Je cassais la croûte l'autre jour chez une connaissance de vélo, un médecin d'une petite ville du Vermont avec qui je fais une randonnée par année. Au retour, sa femme nous a servi un chili et, pour dessert, une boule de crème glacée industrielle chic, genre Häagen-Dazs mais meilleure, ça s'appelle Talenti, sel de mer et caramel. Je prends le pot et je lis à haute voix les nutrition facts: «Vegetarian, Gluten free, HFCS free, Hormone free, Kosher...»

Au mot kosher, mon compagnon de vélo se met à pomper l'huile. What? De la crème glacée kasher? Suit une tirade sur les produits kasher qui-coûtent-plus-cher-à-cause-qu'ils-sont-kasher-même-si-on-ne-l'a-pas-demandé et suivra une autre tirade sur les-juifs-qui-font-chier.

Mettons que je vous donne le nom du médecin. Mettons que ma chronique rebondisse au Vermont. Mettons qu'il soit suspendu pour cause de racisme par l'Ordre des médecins du Vermont, si une telle chose existe.

Diriez-vous que c'est lui, le trou de cul, pour avoir tenu des propos franchement racistes? Ou moi pour les avoir rapportés? Ou les deux?

Je dirais les deux. Mais surtout, je me poserais une question, la même que je me pose aujourd'hui à propos de ce propriétaire d'une équipe de basketball que la NBA vient de bannir à vie en plus de lui infliger une amende de deux millions et demi.

La question: une opinion intime peut-elle être sanctionnée comme une faute? Par intime, j'entends une opinion qui n'est pas livrée publiquement, même pas accidentellement, une opinion, aussi nauséabonde soit-elle, gardée pour soi ou exprimée seulement dans l'intimité du cercle très restreint de... nos intimes?

Existe-t-il pour chaque individu une zone absolument privée que personne ne peut franchir, que ce soit accidentellement, comme moi avec ce médecin, ou par malice, comme cette jeune femme qui a enregistré à son insu le proprio des Clippers, une zone absolument privée, disais-je, où l'on peut penser ce que l'on veut, rêver ce que l'on veut, aimer qui on veut, haïr qui on veut en TOUTE INNOCENCE?
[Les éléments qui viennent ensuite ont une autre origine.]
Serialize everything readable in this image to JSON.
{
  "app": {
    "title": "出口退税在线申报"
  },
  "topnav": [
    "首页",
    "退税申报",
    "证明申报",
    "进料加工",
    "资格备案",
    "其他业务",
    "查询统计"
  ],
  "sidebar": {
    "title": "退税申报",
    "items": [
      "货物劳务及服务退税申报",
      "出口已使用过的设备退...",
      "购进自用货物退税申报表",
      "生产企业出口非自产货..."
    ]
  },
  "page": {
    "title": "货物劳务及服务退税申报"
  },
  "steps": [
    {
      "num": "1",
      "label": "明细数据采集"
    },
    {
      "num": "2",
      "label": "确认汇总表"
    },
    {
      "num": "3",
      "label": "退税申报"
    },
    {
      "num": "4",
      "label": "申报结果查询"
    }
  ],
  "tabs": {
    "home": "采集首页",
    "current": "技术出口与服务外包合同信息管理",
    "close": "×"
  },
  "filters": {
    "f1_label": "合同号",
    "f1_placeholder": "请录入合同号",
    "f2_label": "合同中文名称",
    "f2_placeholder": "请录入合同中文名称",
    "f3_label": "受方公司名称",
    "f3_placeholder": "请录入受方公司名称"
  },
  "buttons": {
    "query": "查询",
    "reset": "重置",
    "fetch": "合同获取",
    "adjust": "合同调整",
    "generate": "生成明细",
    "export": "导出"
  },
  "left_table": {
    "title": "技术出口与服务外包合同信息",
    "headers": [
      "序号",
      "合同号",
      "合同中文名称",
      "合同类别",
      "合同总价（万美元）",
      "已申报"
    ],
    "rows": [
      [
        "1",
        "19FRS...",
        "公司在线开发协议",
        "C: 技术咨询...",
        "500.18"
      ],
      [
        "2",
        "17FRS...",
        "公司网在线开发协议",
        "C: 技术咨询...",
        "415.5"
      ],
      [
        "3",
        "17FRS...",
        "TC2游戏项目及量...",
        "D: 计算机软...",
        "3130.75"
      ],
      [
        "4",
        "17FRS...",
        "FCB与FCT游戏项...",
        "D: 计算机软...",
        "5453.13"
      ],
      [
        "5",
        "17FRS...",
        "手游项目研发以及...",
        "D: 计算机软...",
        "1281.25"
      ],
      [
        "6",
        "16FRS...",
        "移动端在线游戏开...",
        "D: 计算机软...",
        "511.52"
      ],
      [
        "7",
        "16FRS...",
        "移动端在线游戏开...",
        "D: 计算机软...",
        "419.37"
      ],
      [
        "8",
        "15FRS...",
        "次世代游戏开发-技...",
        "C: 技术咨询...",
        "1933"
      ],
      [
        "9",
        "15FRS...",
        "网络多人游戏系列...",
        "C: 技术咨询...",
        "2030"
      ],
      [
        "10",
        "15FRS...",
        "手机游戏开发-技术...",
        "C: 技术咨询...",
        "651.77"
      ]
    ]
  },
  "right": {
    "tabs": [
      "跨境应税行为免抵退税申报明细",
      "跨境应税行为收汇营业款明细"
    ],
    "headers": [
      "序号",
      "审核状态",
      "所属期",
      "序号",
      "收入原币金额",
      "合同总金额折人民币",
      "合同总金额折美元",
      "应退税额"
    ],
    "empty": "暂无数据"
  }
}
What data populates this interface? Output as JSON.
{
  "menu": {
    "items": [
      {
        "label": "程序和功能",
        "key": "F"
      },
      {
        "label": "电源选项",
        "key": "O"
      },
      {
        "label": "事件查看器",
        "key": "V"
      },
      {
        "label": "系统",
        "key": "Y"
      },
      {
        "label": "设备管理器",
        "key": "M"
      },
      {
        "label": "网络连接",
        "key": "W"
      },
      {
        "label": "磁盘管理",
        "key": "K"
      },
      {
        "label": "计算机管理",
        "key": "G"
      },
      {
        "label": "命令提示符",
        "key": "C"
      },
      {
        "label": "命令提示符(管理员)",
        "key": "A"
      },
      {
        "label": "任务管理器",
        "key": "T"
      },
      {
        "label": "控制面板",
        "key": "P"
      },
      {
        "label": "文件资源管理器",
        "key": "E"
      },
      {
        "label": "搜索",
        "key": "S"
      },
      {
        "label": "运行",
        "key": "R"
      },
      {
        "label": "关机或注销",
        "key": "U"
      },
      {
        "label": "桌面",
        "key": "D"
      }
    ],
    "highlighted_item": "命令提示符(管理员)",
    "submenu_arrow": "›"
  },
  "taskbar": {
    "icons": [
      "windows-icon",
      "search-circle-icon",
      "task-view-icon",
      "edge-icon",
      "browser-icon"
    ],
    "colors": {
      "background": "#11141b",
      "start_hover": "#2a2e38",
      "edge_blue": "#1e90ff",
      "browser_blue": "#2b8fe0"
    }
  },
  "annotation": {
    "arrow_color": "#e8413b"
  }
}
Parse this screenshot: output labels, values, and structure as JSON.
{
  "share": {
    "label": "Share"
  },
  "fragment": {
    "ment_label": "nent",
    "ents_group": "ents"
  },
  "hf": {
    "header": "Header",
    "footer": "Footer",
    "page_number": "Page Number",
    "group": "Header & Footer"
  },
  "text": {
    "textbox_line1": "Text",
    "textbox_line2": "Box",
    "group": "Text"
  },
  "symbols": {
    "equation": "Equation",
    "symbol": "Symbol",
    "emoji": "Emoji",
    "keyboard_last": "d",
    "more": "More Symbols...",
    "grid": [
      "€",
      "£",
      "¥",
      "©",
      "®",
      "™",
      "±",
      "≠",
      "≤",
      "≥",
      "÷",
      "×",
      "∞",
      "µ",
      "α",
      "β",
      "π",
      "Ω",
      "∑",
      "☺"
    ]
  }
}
Posée autrement: existe-t-il en chaque individu un endroit où cet individu a le droit, dans le secret de son coeur pourri, d'être un total trou du cul sans que son ex-fiancée en fasse un enregistrement qu'elle mettra en ligne sur Facebook?

Je parlais de rêve... Qui n'a jamais rêvé de la petite machine à lire dans les pensées des autres? Plaise à Dieu qu'elle ne soit jamais inventée. Imaginez le bordel sur cette Terre si tout un chacun pouvait à tout instant savoir ce que pense l'Autre, imaginez juste le bordel dans votre couple si votre fiancée pouvait lire dans vos véritables pensées et plus encore vous, dans les siennes.

Je ne crois guère aux coeurs purs. Je crois que clapotent au fond de chacun de nous des eaux plus ou moins fangeuses où nous réussissons à ne pas nous enliser grâce à notre éducation surtout, grâce aussi à des comportements - politesses, manières, convenances, foi - qui ont justement pour fonction de nous élever au-dessus de notre marais intérieur, d'établir la distance qu'il y a, par exemple, entre rêver de tuer quelqu'un - vous n'avez jamais rêvé de tuer personne? Ah bon - et ne jamais le faire, ne jamais même le dire, sauf une fois, m'as le tuer, ce crisse-là.

Chanceux que personne ne vous ait enregistré.

***

Est-ce Donald Sterling qui a appelé son ex-blonde pour l'engueuler, ou le contraire? Ils sont en chicane et même en procès, bref, ils s'engueulent. Sterling reproche notamment à son ex de s'afficher avec des Noirs sur sa page Instagram (un truc comme Facebook).

«Tu peux coucher avec des Noirs, faire ce que tu veux avec eux, mais au moins, ne t'en vante pas sur Instagram et ne les amène pas aux matchs.»

Plusieurs histoires attestent de son racisme, dont une en 2009 qui se réglera à l'amiable avec la justice américaine. En 2002, ESPN Magazine rapporte que faisant visiter un de ses immeubles pour le vendre, il dira à l'acheteur: l'odeur que vous sentez, c'est parce qu'il y a beaucoup de Noirs. Ils sentent mauvais, ils ne sont pas propres.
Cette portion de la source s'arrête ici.